Chan dışındaki herkes Hyunjin'in odasında, şakalaşarak sohbet ediyorlardı. Felix bir yandan Hyunjin'e yemek yediriyor, bir yandan da durup durup onu öpüyordu. Hala ona güzel haberi verememişti, ama en kısa zamanda ona güzel bir sürpriz yapmayı planlıyordu.

Birkaç polis, emniyet müdürünün eşliğinde, odaya geldiler. Minho, emniyet müdürünü görünce ayağa kalktı. Tokalaşarak sarıldıktan sonra müdür, Hyunjin'e döndü. Hyunjin, müdüre şaşkın şaşkın bakıyordu. Doğru, bu geçen birkaç günde, ona hiçbir şey anlatmamışlardı. Belki de konuşma zamanı şimdiydi...

Minho, müdür ve polisler dışındaki herkes odadan çıktığında, kalanlar sandalye ve koltukları çekiştirdi ve Hyunjin'in başına toplandılar. Minho derin bir nefes aldıktan sonra söze girdi.

"Bir haftaya yakın komada kaldığın için, kaçırdığın bazı şeyler oldu. Detayları atlarsak şunu söylemem lazım ki, başkan tamamen ortadan kaldırıldı. Bir akıl hastanesine yatırdıklarını duydum en son, aklını kaçırmış olmalı."

Hyunjin'in gözleri şaşkınlıktan fal taşı gibi açılmıştı. "Sahi mi?" Dedi.

"Hı-hm. Kurtulduk Hyunjin, hepimiz, çetedeki herkes, kurtuldu. Hala bazı operasyonlar düzenleniyor ve üsleri birer birer yok ediliyor ama teşkilat bu konuda çok hassas davranıyor, kimsenin zarar görmediğinden eminiz. Müdür bey bu konuda çok dikkatli..."
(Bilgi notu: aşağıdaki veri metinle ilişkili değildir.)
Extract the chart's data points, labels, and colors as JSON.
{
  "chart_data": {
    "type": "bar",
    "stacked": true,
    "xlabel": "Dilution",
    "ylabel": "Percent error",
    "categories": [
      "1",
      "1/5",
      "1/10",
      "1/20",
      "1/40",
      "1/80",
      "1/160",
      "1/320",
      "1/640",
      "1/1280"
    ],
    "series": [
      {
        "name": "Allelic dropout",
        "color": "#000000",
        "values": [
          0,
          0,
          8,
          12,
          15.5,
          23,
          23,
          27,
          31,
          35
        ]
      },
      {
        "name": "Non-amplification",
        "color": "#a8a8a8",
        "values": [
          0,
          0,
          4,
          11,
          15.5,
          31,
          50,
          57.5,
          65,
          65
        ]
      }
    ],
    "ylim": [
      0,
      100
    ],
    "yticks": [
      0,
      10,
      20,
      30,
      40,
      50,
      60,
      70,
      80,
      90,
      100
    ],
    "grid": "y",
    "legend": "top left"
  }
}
"O gün..." Hyunjin'in sesi biraz hüzünlü geliyordu. "Ben bayıldıktan sonra, nasıl kurtardınız oradan? Çok kalabalıklardı, her şey çok hızlı gelişti. Cidden bu sefer öldüğümü düşündüm."

Minho, müdürle göz göze geldi. Her şeyi anlatmalı mıydı, emin olamadı. Sonunda derin bir nefes aldı. "Chan yetişti."

"Chan mı?"

"Evet. Changbin ile seni takip ediyorlardı. Kapatıldığın depoyu bulduğunda içeri girdi."

"İçerideki herkesi, tek başına mı alt etti?"

"Hı-hm." Gülümsedi. "Bunu yapabileceğini ben de bilmiyordum. O an ne düşündüğünü, ne hissettiğini bilemeyiz ama yaptı işte."

"Nerede şimdi?"

Müdür söze girdi. "Altı kişinin cinayetinden tutuklu yargılanıyor. Öğleden sonra mahkemesi olacak. Biz de onun için geldik bay Hwang. Mahkemesinde yer almak istiyor musunuz?"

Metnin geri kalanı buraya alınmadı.